I built an internal tool that attributes spend per product line, joining Kubernetes resource metrics (from Prometheus) against workload labels to map consumption onto the domains and products that own it. The breakdown surfaced in Grafana so each team could see — and therefore own — its own footprint, with the numbers framed in terms teams already cared about rather than raw CPU-seconds.

  prometheus metrics + workload labels
           │
   [attribution tool]
   resource usage → product owner
           │
   grafana · per-team dashboards
           │
   teams own their footprint
   → optimizations follow

Decision — attribution before optimization. The instinct is to jump straight to right-sizing requests and limits. But un-owned cost doesn’t get optimized; it gets ignored. Making spend visible per owner was the lever — it converted a platform problem into something each team had a reason to act on, and the optimizations followed on their own.

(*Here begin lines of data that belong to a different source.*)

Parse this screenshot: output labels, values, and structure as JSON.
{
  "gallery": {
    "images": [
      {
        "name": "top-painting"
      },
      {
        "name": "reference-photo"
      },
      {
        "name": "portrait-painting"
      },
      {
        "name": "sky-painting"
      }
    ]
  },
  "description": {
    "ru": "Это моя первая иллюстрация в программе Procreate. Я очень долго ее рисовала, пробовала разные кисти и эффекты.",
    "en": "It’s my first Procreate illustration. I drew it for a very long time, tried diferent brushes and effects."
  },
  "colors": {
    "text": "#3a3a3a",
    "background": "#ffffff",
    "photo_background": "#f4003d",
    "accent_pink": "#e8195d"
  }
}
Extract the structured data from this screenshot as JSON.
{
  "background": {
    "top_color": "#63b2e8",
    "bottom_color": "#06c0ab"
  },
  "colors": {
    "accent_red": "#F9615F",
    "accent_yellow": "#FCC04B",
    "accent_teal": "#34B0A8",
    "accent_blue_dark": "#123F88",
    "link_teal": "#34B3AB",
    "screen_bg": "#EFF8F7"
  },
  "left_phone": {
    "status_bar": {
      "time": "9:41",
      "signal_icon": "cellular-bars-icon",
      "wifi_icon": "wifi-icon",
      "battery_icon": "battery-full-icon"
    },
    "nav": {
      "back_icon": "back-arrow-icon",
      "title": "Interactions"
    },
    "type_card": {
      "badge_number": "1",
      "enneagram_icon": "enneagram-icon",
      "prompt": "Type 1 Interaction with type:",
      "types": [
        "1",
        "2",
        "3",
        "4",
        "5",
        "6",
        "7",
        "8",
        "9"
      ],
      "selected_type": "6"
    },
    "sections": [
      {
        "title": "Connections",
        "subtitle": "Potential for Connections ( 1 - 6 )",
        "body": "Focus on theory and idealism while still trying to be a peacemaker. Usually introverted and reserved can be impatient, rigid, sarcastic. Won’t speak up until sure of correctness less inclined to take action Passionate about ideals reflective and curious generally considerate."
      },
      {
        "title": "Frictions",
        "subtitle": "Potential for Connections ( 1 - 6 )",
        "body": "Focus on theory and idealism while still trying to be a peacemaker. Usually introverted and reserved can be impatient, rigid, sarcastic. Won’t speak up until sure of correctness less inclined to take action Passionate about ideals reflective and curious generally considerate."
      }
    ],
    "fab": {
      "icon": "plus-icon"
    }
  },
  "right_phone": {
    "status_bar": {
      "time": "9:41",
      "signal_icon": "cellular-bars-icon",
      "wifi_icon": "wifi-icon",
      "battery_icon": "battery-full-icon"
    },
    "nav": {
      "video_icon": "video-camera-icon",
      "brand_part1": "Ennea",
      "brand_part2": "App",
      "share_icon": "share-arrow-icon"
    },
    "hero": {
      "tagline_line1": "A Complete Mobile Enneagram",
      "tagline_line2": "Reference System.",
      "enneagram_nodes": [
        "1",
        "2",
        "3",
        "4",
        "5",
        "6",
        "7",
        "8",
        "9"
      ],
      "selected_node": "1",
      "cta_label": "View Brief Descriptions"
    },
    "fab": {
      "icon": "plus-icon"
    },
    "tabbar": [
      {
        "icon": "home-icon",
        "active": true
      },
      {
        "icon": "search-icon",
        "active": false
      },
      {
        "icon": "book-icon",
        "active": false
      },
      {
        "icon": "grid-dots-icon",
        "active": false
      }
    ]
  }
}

Decision — reuse existing metrics, don’t add an agent. I deliberately built this on the Prometheus data already being collected rather than deploying a new cost-metering layer. Less to run, nothing new to secure, and the attribution was good enough to drive decisions — which was the entire point.

Outcome

The visibility alone drove a ~30% reduction in cluster resource consumption. Beyond the number, it changed how infrastructure decisions got made: cost became a variable teams reasoned about alongside features, instead of a black box owned by no one. That’s the same instinct — tie infrastructure to the business — that runs through the rest of my platform work.

What I’d revisit

Attribution was point-in-time reporting. The natural next step is a budget-and-alert loop, so a product line that drifts past its expected footprint gets flagged at the moment it happens rather than discovered in the next review.